Smart is much better used in this series to cut off the head of the snake. One problem they had when he was used vs. Butler was that the Heat would force the switch to get Walker’s man on him. I’m curious to see if the Celtics start changing up their coverage away from switch-all to try and keep the right defenders attached.

Having Hayward back helps with Boston’s zone as well. On 20 plays logged as zone defense by Synergy Sports in Game 3, the Celtics scored 18 points. A 0.9 points-per-possession mark isn’t anything to write home about, but compare that to the 19 points on 32 possessions from Game 2 (0.59 points per possession) and it looks great. Also notable: the Celtics scored on six of the final seven possessions against the zone in Game 3. They figured some things out.

Miami shot 44% in Game 1 from 3, 33% in Game 2, and just 27% in Game 3 on 44 attempts. Jae Crowder and Tyler Herro combined for 22 of those attempts. Crowder has been red hot in the playoffs, but was also due for some regression.

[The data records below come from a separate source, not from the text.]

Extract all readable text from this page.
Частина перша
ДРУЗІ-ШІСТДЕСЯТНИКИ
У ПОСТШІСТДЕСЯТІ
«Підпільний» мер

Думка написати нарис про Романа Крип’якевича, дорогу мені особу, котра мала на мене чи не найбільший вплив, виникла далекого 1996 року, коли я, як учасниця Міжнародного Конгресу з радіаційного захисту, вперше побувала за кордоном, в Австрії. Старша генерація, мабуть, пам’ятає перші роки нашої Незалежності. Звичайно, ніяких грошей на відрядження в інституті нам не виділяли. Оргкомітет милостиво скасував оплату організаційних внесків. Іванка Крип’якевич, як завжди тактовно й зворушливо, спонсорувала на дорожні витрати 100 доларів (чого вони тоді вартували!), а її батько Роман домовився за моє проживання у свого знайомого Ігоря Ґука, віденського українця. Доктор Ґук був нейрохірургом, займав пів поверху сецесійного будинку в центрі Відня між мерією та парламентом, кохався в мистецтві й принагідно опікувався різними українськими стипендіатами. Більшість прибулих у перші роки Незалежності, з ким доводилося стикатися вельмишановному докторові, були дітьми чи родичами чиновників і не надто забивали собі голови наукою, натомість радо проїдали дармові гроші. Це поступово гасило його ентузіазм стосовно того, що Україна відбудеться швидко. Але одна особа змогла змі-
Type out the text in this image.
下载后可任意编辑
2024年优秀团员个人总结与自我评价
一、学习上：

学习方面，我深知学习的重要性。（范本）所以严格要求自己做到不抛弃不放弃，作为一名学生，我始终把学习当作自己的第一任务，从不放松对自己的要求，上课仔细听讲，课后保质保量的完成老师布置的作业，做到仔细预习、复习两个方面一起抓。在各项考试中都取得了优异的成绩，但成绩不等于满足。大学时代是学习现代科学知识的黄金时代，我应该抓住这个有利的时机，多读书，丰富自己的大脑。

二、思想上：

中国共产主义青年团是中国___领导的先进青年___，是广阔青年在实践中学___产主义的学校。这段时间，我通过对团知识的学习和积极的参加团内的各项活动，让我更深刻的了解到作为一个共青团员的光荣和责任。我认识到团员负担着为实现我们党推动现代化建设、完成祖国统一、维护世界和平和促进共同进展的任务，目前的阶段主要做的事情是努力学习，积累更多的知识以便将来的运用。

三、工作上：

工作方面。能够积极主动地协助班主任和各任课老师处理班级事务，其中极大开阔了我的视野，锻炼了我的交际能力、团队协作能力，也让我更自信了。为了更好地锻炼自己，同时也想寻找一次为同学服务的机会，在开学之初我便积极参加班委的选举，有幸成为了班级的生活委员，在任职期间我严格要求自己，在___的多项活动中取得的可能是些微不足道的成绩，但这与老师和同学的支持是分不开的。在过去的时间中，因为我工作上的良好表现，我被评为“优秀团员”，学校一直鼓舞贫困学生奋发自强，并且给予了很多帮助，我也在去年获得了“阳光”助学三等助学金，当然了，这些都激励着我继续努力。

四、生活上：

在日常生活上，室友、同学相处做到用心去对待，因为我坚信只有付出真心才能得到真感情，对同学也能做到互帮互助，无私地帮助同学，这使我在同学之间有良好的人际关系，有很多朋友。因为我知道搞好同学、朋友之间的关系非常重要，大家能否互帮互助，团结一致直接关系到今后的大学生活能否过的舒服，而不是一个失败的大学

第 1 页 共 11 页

Miami will likely shoot better in this series than in Game 3. But there are some trends with the Heat offense through three games we should look at.
Miami is good for another hot shooting game in this series. Overall, however, Boston’s pre-series matchup that put them as favorites remain, and they’re starting to figure out Miami more and more game by game.

Right now you can get the Celtics at between +115 and +130 to win the series compared to -130 pre-series.

A hot-shooting Heat game can render this moot. They have the capacity to just light the nets on fire, and going down 3-1 might be the breaking point for Boston. The post-Game 2 locker room argument was seen as a team breaking apart, but they responded in Game 3. Every team has its breaking point, though.

The Heat seem like this team that just has all the intangible advantages, led by Butler’s relentlessness. When we really dive into this series, though, I’m in the same place I was before the series when I took Boston. Hayward’s return nudges this forward and puts even more value on Boston as a series underdog.